Przywódca opozycji w "stanie krytycznym". "Powinniśmy przygotować się na najgorsze"

Przywódca opozycji w Zimbabwe Morgan Tsvangirai jest w krytycznym stanie i przebywa w szpitalu w RPA. Jego zwolennicy powinni przygotować się na najgorsze - podała agencja Reutera, powołując się na źródło w jego partii.

65-letni polityk ujawnił w czerwcu 2016 roku, że ma raka jelita i od tego czasu często wracał do szpitala. Na początku stycznia udał się do Johannesburga w sąsiedniej RPA na ostatnią turę leczenia.
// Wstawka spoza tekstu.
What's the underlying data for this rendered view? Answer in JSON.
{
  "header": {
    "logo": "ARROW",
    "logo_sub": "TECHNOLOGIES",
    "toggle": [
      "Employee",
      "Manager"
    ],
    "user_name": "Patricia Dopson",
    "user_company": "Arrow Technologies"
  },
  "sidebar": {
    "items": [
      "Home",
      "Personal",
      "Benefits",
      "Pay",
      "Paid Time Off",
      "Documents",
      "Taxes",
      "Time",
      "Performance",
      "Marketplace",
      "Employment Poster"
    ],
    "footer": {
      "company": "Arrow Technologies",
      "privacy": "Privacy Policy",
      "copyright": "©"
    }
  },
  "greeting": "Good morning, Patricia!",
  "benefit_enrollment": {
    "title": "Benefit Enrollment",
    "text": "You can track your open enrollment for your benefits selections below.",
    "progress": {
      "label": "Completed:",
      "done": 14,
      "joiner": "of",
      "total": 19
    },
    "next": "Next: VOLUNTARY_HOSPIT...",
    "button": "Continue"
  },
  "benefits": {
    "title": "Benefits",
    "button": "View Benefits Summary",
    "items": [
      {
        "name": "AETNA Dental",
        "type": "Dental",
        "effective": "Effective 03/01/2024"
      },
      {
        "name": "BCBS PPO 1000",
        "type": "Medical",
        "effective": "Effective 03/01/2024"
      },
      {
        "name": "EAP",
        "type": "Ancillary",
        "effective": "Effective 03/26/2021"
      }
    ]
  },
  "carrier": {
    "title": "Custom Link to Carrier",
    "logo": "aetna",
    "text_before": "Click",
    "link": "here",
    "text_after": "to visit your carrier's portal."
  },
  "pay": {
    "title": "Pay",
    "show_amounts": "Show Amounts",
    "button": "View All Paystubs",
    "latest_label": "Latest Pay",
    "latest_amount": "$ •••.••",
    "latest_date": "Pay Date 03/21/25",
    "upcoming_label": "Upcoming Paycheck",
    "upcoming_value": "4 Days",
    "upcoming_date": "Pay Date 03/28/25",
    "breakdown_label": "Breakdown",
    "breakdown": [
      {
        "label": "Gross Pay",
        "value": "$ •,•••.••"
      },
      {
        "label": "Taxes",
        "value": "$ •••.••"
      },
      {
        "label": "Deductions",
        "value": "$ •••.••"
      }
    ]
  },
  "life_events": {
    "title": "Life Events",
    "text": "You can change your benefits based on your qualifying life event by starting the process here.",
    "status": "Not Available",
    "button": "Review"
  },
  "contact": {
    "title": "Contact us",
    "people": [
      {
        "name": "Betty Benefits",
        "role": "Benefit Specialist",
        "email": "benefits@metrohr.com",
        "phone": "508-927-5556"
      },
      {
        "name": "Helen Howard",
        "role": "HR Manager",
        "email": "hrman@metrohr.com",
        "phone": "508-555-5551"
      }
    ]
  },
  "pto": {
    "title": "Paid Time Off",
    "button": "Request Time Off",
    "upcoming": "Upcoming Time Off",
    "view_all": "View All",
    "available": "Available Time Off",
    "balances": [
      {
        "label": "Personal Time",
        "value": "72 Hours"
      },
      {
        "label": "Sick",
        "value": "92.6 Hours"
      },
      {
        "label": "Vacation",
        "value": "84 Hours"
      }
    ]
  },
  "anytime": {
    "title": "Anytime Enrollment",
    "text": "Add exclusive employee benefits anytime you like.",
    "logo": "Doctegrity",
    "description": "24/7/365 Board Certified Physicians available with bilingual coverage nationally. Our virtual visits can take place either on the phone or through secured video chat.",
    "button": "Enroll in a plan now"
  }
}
- Z raportu medycznego, który wczoraj otrzymałem, wynika, że sytuacja nie jest dobra. Jego stan jest krytyczny i powinniśmy przygotować się na najgorsze - powiedziało źródło agencji.
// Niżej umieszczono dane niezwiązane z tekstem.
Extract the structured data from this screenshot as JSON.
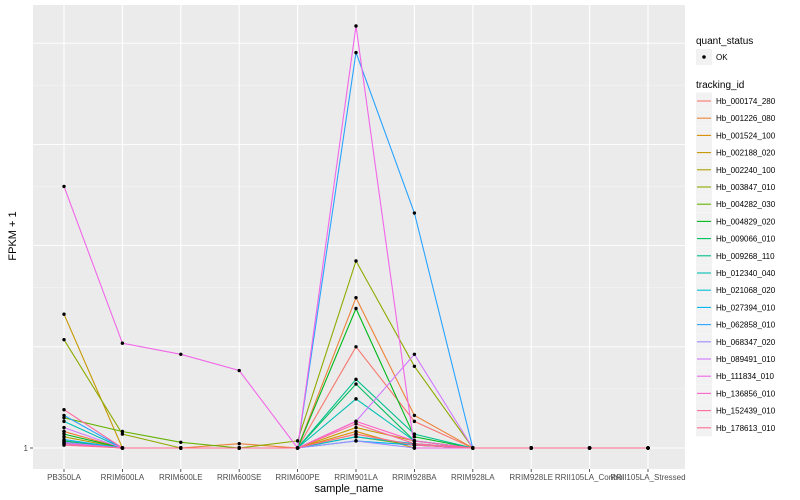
{
  "chart_data": {
    "type": "line",
    "title": "",
    "xlabel": "sample_name",
    "ylabel": "FPKM + 1",
    "categories": [
      "PB350LA",
      "RRIM600LA",
      "RRIM600LE",
      "RRIM600SE",
      "RRIM600PE",
      "RRIM901LA",
      "RRIM928BA",
      "RRIM928LA",
      "RRIM928LE",
      "RRII105LA_Control",
      "RRII105LA_Stressed"
    ],
    "y_tick_labels": [
      "1"
    ],
    "y_scale": "log",
    "grid": true,
    "background": "#ebebeb",
    "legend_position": "right",
    "point_legend": {
      "title": "quant_status",
      "entries": [
        "OK"
      ]
    },
    "legend_title": "tracking_id",
    "series": [
      {
        "name": "Hb_000174_280",
        "color": "#F8766D",
        "values": [
          1.12,
          1.0,
          1.0,
          1.0,
          1.0,
          2.0,
          1.2,
          1.0,
          1.0,
          1.0,
          1.0
        ]
      },
      {
        "name": "Hb_001226_080",
        "color": "#EC8239",
        "values": [
          1.12,
          1.0,
          1.0,
          1.03,
          1.0,
          2.8,
          1.25,
          1.0,
          1.0,
          1.0,
          1.0
        ]
      },
      {
        "name": "Hb_001524_100",
        "color": "#DB8E00",
        "values": [
          1.05,
          1.0,
          1.0,
          1.0,
          1.0,
          1.12,
          1.0,
          1.0,
          1.0,
          1.0,
          1.0
        ]
      },
      {
        "name": "Hb_002188_020",
        "color": "#C79800",
        "values": [
          2.5,
          1.0,
          1.0,
          1.0,
          1.0,
          1.15,
          1.05,
          1.0,
          1.0,
          1.0,
          1.0
        ]
      },
      {
        "name": "Hb_002240_100",
        "color": "#AEA200",
        "values": [
          1.08,
          1.0,
          1.0,
          1.0,
          1.0,
          1.1,
          1.02,
          1.0,
          1.0,
          1.0,
          1.0
        ]
      },
      {
        "name": "Hb_003847_010",
        "color": "#8FAA00",
        "values": [
          2.1,
          1.1,
          1.0,
          1.0,
          1.05,
          3.6,
          1.75,
          1.0,
          1.0,
          1.0,
          1.0
        ]
      },
      {
        "name": "Hb_004282_030",
        "color": "#64B200",
        "values": [
          1.23,
          1.12,
          1.04,
          1.0,
          1.0,
          1.08,
          1.02,
          1.0,
          1.0,
          1.0,
          1.0
        ]
      },
      {
        "name": "Hb_004829_020",
        "color": "#00B81B",
        "values": [
          1.1,
          1.0,
          1.0,
          1.0,
          1.0,
          2.6,
          1.08,
          1.0,
          1.0,
          1.0,
          1.0
        ]
      },
      {
        "name": "Hb_009066_010",
        "color": "#00BD5C",
        "values": [
          1.05,
          1.0,
          1.0,
          1.0,
          1.0,
          1.55,
          1.05,
          1.0,
          1.0,
          1.0,
          1.0
        ]
      },
      {
        "name": "Hb_009268_110",
        "color": "#00C08B",
        "values": [
          1.03,
          1.0,
          1.0,
          1.0,
          1.0,
          1.6,
          1.1,
          1.0,
          1.0,
          1.0,
          1.0
        ]
      },
      {
        "name": "Hb_012340_040",
        "color": "#00C1B2",
        "values": [
          1.2,
          1.0,
          1.0,
          1.0,
          1.0,
          1.4,
          1.05,
          1.0,
          1.0,
          1.0,
          1.0
        ]
      },
      {
        "name": "Hb_021068_020",
        "color": "#00BCD6",
        "values": [
          1.04,
          1.0,
          1.0,
          1.0,
          1.0,
          1.08,
          1.03,
          1.0,
          1.0,
          1.0,
          1.0
        ]
      },
      {
        "name": "Hb_027394_010",
        "color": "#00B3F2",
        "values": [
          1.06,
          1.0,
          1.0,
          1.0,
          1.0,
          1.05,
          1.02,
          1.0,
          1.0,
          1.0,
          1.0
        ]
      },
      {
        "name": "Hb_062858_010",
        "color": "#29A3FF",
        "values": [
          1.25,
          1.0,
          1.0,
          1.0,
          1.0,
          15.0,
          5.0,
          1.0,
          1.0,
          1.0,
          1.0
        ]
      },
      {
        "name": "Hb_068347_020",
        "color": "#9C8DFF",
        "values": [
          1.04,
          1.0,
          1.0,
          1.0,
          1.0,
          1.05,
          1.0,
          1.0,
          1.0,
          1.0,
          1.0
        ]
      },
      {
        "name": "Hb_089491_010",
        "color": "#D277FF",
        "values": [
          1.15,
          1.0,
          1.0,
          1.0,
          1.0,
          1.2,
          1.9,
          1.0,
          1.0,
          1.0,
          1.0
        ]
      },
      {
        "name": "Hb_111834_010",
        "color": "#F166E8",
        "values": [
          6.0,
          2.05,
          1.9,
          1.7,
          1.0,
          18.0,
          1.0,
          1.0,
          1.0,
          1.0,
          1.0
        ]
      },
      {
        "name": "Hb_136856_010",
        "color": "#FF61C7",
        "values": [
          1.03,
          1.0,
          1.0,
          1.0,
          1.0,
          1.2,
          1.05,
          1.0,
          1.0,
          1.0,
          1.0
        ]
      },
      {
        "name": "Hb_152439_010",
        "color": "#FF689E",
        "values": [
          1.3,
          1.0,
          1.0,
          1.0,
          1.0,
          1.18,
          1.03,
          1.0,
          1.0,
          1.0,
          1.0
        ]
      },
      {
        "name": "Hb_178613_010",
        "color": "#FF6C91",
        "values": [
          1.02,
          1.0,
          1.0,
          1.0,
          1.0,
          1.1,
          1.02,
          1.0,
          1.0,
          1.0,
          1.0
        ]
      }
    ]
  }
}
Przetasowania na scenie politycznej

Choroba Tsvangiraia podzieliła jego partię, Ruch na rzecz Zmian Demokratycznych (MDC), której przedstawiciele ścigają się, by zastąpić byłego przywódcę związków zawodowych.W styczniu Tsvangirai powiedział, że nadszedł czas, by starsze pokolenie wycofało się i ustąpiło miejsca młodym, co zwiększało szanse na zmianę przywództwa.Według Reutera pozbawionej swego założyciela MDC będzie grozić niestabilność, a nawet rozłam, co byłoby korzystne dla nowego prezydenta Emmersona Mnangagwy w związku ze spodziewanymi w ciągu sześciu miesięcy wyborami.Zbliżony do armii i sił bezpieczeństwa Mnangagwa doszedł do władzy w listopadzie 2017 roku po faktycznym zamachu stanu, który zakończył się rezygnacją dotychczasowego prezydenta Roberta Mugabego z zajmowanego od 37 lat urzędu.